With the pandemic now being managed and as was forecasted by both local and international economists, international indications are that container tariffs have been continuously decreasing from the 300% increase that had been recorded during the pandemic due to the shutdown of countries, factories, labour force, and even port congestion.


“The rate is definitely going down. It’s now like 150 percent. It has gone down like a 50% decrease because, on average, when you were looking at around $18000 to $20000 for a container, those rates have fallen significantly to between the $5000 and $10000 range, so you might have seen a general 50% decrease,” explained Custom Broker Delroy Fairweather.


“I know that prior to the pandemic, a 20 ft container from out of Brazil cost US$3,000. During the pandemic, it went as high as US$15000, and now it has fallen to US$6000. This, however, has shown that the price is still not where it was before.”


Fairweather, however, says that he is still at a loss as to whether the prices of goods and products will revert to their original pre-pandemic price. He says that it is something that he would have to wait and see for himself. While Fairweather also pointed out that he is not a trained economist, with several years in the customer brokers business, he says that one thing he knows for certain is that when the price of a product increases, the hardest part is for it to go back to its original price due to the fact that merchants are already used to selling the products at the increased price, which consumers are also already accustomed to buying at the fixed rate.


Fairweather says that as he had initially predicted, the timeline for the decrease will take effect in March of this year. He pointed out that that will be dependent on several factors, such as the fact that by that time, merchants will still have a lot of dry goods on their shelves, which they will need to sell out before implementing the new prices.


“We will definitely see those price changes in the food industry, which is one of the more highly imported goods into Belize, because we basically consume a lot.

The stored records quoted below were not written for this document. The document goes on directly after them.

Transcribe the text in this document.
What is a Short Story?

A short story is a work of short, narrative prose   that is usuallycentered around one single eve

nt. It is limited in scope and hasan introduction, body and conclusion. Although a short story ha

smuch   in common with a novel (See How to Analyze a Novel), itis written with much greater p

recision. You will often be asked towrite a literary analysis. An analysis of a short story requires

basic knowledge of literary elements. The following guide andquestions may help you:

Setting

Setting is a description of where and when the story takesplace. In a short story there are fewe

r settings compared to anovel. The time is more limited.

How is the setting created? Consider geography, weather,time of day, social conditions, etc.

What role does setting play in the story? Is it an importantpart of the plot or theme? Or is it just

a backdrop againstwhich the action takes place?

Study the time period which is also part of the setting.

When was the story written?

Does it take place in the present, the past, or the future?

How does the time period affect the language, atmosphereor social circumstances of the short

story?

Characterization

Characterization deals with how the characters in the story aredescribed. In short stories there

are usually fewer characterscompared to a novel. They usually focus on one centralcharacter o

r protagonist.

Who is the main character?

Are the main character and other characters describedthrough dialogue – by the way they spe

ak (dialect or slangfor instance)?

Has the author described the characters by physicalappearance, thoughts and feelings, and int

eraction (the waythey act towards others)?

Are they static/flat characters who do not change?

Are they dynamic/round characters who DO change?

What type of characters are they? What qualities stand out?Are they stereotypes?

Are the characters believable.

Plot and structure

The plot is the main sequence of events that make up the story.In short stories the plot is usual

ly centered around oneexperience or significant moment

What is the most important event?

So I believe that would give you your first indicator of prices going down when it comes to food items because when it comes to dry goods, those may not move as much.


He also pointed out that even with the decrease in container tariffs other factors such as the cost of fuel, rate increase from shipping companies, bunker surcharge, congestion fees, the recent minimum wage implementation, and other fees, which are all known to increase, will have a determining factor on those prices when they take effect.